Surely there would have been less rhetoric over manufacturing’s importance from the government at the start of your career than there is now?


You don’t necessarily have to put it on a pedestal above everything else. Manufacturing used to be a bigger part of what Britain did. But in the wake of the financial crisis, people realised it could do more for the economy. There’s more of a reason to be interested, but it wouldn’t be there without the economic collapse. There was a fixation on the services sector driving growth, and politicians – quite rightly – began to think: “have we gone a bit too far?” But it’s not up to me to start banging a drum, saying we should resurrect the economy around the manufacturing sector. We would, however, be better off if we had double the number of very large companies operating in Britain that we could identify as proper manufacturers.

Should one of the government’s aspirations be for manufacturing’s share of GDP to grow?

It’s about 10% now. You might say that if it were 12% in a few years’ time, that would be good. But there are misunderstandings around this. For example, the cost of electronics in some manufactured goods now is many thousandths less than the equivalent cost in the middle of the last century. Relative to the rest of the economy, manufacturing experiences deflation in terms of prices. The fact that prices have gone down means the amount of money you get from a certain level of manufacturing output is always going to go down. Therefore for manufacturing to constitute a greater share of GDP, its rate of growth in terms of current prices would have to be enormous. Aspirations toward 15% are practically impossible – so I don’t think there’s much point in setting a figure.

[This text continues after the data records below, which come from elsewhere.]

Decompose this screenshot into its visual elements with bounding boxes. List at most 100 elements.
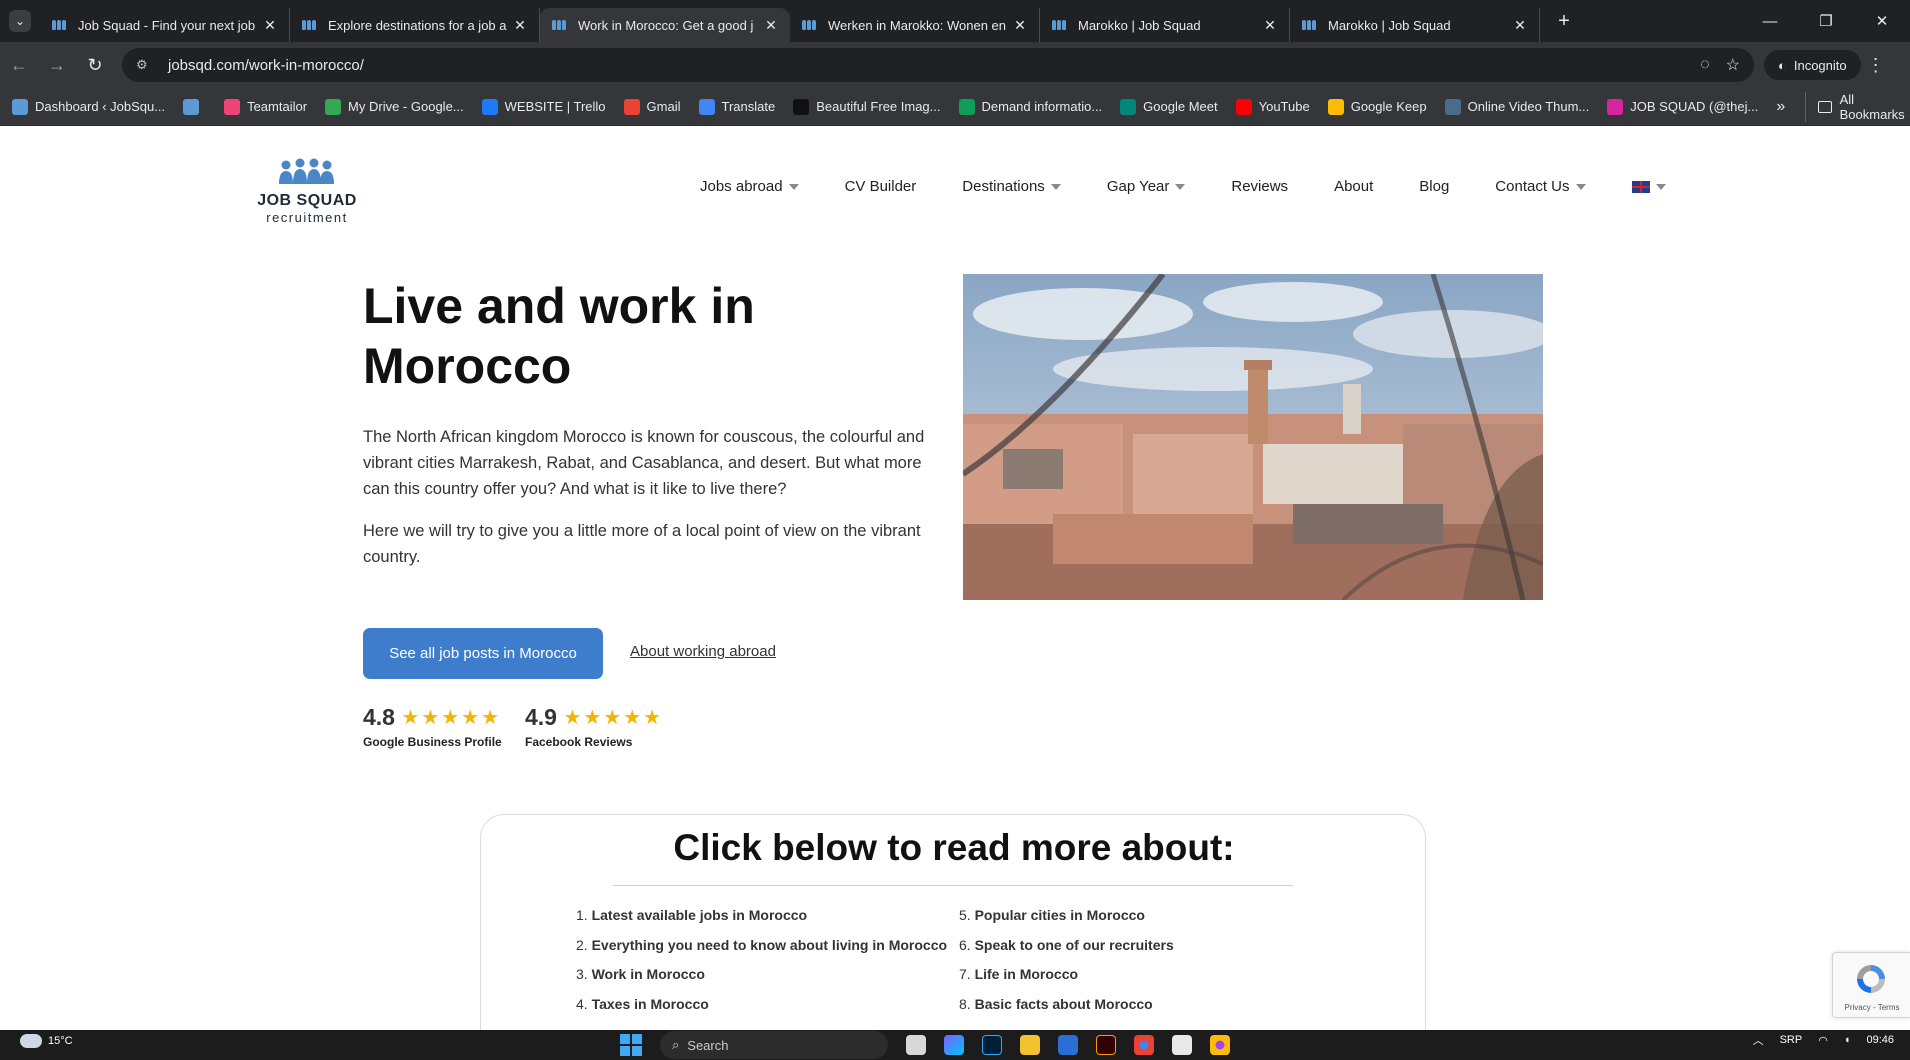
- bookmark-item[interactable]: Translate: [698, 98, 776, 115]
- nav-item-blog[interactable]: Blog: [1419, 178, 1449, 195]
- tab-3[interactable]: Werken in Marokko: Wonen en ✕: [790, 8, 1040, 42]
- bookmark-item[interactable]: [183, 98, 206, 115]
- chevron-up-icon[interactable]: ︿: [1753, 1032, 1764, 1048]
- reload-icon[interactable]: ↻: [76, 55, 114, 76]
- wifi-icon[interactable]: ◠: [1818, 1034, 1828, 1047]
- read-more-link[interactable]: 1. Latest available jobs in Morocco: [576, 907, 947, 937]
- minimize-icon[interactable]: —: [1742, 0, 1798, 42]
- close-icon[interactable]: ✕: [261, 17, 279, 34]
- tab-0[interactable]: Job Squad - Find your next job ✕: [40, 8, 290, 42]
- list-number: 3.: [576, 966, 592, 982]
- read-more-link[interactable]: 5. Popular cities in Morocco: [959, 907, 1174, 937]
- see-all-jobs-button[interactable]: See all job posts in Morocco: [363, 628, 603, 679]
- translate-icon: [698, 98, 715, 115]
- tab-title: Marokko | Job Squad: [1078, 17, 1201, 33]
- bookmark-item[interactable]: WEBSITE | Trello: [481, 98, 606, 115]
- nav-item-jobs-abroad[interactable]: Jobs abroad: [700, 178, 799, 195]
- facebook-rating[interactable]: 4.9 ★★★★★ Facebook Reviews: [525, 704, 663, 749]
- bookmark-item[interactable]: JOB SQUAD (@thej...: [1607, 98, 1758, 115]
- close-icon[interactable]: ✕: [1261, 17, 1279, 34]
- list-number: 5.: [959, 907, 975, 923]
- url-text[interactable]: jobsqd.com/work-in-morocco/: [168, 57, 1684, 74]
- google-rating[interactable]: 4.8 ★★★★★ Google Business Profile: [363, 704, 502, 749]
- clock[interactable]: 09:46: [1866, 1034, 1894, 1046]
- illustrator-icon[interactable]: [1096, 1035, 1116, 1055]
- copilot-icon[interactable]: [944, 1035, 964, 1055]
- close-window-icon[interactable]: ✕: [1854, 0, 1910, 42]
- bookmark-item[interactable]: Dashboard ‹ JobSqu...: [12, 98, 165, 115]
- bookmark-item[interactable]: Beautiful Free Imag...: [793, 98, 941, 115]
- back-arrow-icon[interactable]: ←: [0, 55, 38, 76]
- read-more-link[interactable]: 8. Basic facts about Morocco: [959, 996, 1174, 1026]
- read-more-link[interactable]: 7. Life in Morocco: [959, 966, 1174, 996]
- windows-start-icon[interactable]: [620, 1034, 642, 1056]
- read-more-title: Click below to read more about:: [673, 827, 1235, 868]
- nav-item-destinations[interactable]: Destinations: [962, 178, 1061, 195]
- volume-icon[interactable]: ◖: [1844, 1034, 1851, 1046]
- recaptcha-footer[interactable]: Privacy - Terms: [1837, 1003, 1907, 1012]
- tab-1[interactable]: Explore destinations for a job a ✕: [290, 8, 540, 42]
- more-bookmarks-chevron-icon[interactable]: »: [1776, 98, 1785, 116]
- rating-label: Facebook Reviews: [525, 735, 633, 749]
- file-explorer-icon[interactable]: [1020, 1035, 1040, 1055]
- all-bookmarks-button[interactable]: All Bookmarks: [1805, 91, 1907, 122]
- chrome-incognito-icon[interactable]: [1210, 1035, 1230, 1055]
- instagram-icon: [1607, 98, 1624, 115]
- star-bookmark-icon[interactable]: ☆: [1726, 55, 1740, 75]
- nav-item-gap-year[interactable]: Gap Year: [1107, 178, 1186, 195]
- address-bar[interactable]: ⚙ jobsqd.com/work-in-morocco/ ◌ ☆: [122, 48, 1754, 82]
- read-more-link[interactable]: 3. Work in Morocco: [576, 966, 947, 996]
- nav-item-contact-us[interactable]: Contact Us: [1495, 178, 1586, 195]
- nav-item-reviews[interactable]: Reviews: [1231, 178, 1288, 195]
- bookmark-item[interactable]: Google Keep: [1327, 98, 1427, 115]
- incognito-indicator[interactable]: ◐ Incognito: [1764, 50, 1861, 80]
- chrome-icon[interactable]: [1134, 1035, 1154, 1055]
- job-squad-logo[interactable]: JOB SQUAD recruitment: [254, 158, 360, 225]
- nav-item-label: About: [1334, 178, 1374, 195]
- bookmark-item[interactable]: Online Video Thum...: [1444, 98, 1589, 115]
- about-working-abroad-link[interactable]: About working abroad: [630, 643, 776, 660]
- nav-language-switcher[interactable]: [1631, 180, 1666, 193]
- eye-off-icon[interactable]: ◌: [1700, 56, 1710, 74]
- read-more-link[interactable]: 4. Taxes in Morocco: [576, 996, 947, 1026]
- forward-arrow-icon[interactable]: →: [38, 55, 76, 76]
- close-icon[interactable]: ✕: [1511, 17, 1529, 34]
- bookmark-label: Google Keep: [1350, 99, 1427, 114]
- bookmark-item[interactable]: Gmail: [623, 98, 681, 115]
- restore-icon[interactable]: ❐: [1798, 0, 1854, 42]
- store-icon[interactable]: [1058, 1035, 1078, 1055]
- recaptcha-badge[interactable]: Privacy - Terms: [1832, 952, 1910, 1018]
- new-tab-plus-icon[interactable]: +: [1546, 10, 1582, 33]
- close-icon[interactable]: ✕: [1011, 17, 1029, 34]
- tab-5[interactable]: Marokko | Job Squad ✕: [1290, 8, 1540, 42]
- language-indicator[interactable]: SRP: [1780, 1034, 1803, 1046]
- marrakesh-rooftops-image: [963, 274, 1543, 600]
- bookmark-label: Translate: [721, 99, 776, 114]
- more-menu-icon[interactable]: ⋮: [1861, 55, 1891, 76]
- job-squad-icon: [1052, 20, 1068, 30]
- bookmark-item[interactable]: YouTube: [1235, 98, 1310, 115]
- bookmark-item[interactable]: Teamtailor: [224, 98, 307, 115]
- nav-item-cv-builder[interactable]: CV Builder: [845, 178, 917, 195]
- close-icon[interactable]: ✕: [762, 17, 780, 34]
- chevron-down-icon: [1575, 183, 1586, 190]
- bookmark-item[interactable]: Demand informatio...: [958, 98, 1102, 115]
- bookmark-item[interactable]: Google Meet: [1120, 98, 1218, 115]
- tab-search-button[interactable]: ⌄: [0, 0, 40, 42]
- site-settings-icon[interactable]: ⚙: [136, 57, 158, 73]
- photoshop-icon[interactable]: [982, 1035, 1002, 1055]
- nav-item-about[interactable]: About: [1334, 178, 1373, 195]
- list-number: 8.: [959, 995, 975, 1012]
- tab-4[interactable]: Marokko | Job Squad ✕: [1040, 8, 1290, 42]
- slack-icon[interactable]: [1172, 1035, 1192, 1055]
- read-more-link[interactable]: 6. Speak to one of our recruiters: [959, 937, 1174, 967]
- close-icon[interactable]: ✕: [511, 17, 529, 34]
- taskbar-search[interactable]: ⌕ Search: [660, 1031, 888, 1059]
- file-icon[interactable]: [906, 1035, 926, 1055]
- weather-widget[interactable]: 15°C: [20, 1034, 73, 1048]
- nav-item-label: Destinations: [962, 178, 1045, 195]
- read-more-link[interactable]: 2. Everything you need to know about liv…: [576, 937, 947, 967]
- tab-2-active[interactable]: Work in Morocco: Get a good j ✕: [540, 8, 790, 42]
- read-more-link-label: Latest available jobs in Morocco: [591, 907, 808, 923]
- bookmark-item[interactable]: My Drive - Google...: [325, 98, 464, 115]
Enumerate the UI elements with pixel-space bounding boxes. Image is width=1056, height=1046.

What strategies should British engineering firms adopt in the future?

Play to your strengths. Lord Kumar Bhattacharyya said to me some time ago, but I think it holds true today, that there were three things manufacturers needed to do: employ talented people; learn to transfer technology – not necessarily even develop wonderful technology, but understand it or get it from other people; and think in global terms. That’s not just about exploiting markets elsewhere, but more about seeing what is going on in the world. There may be opportunities.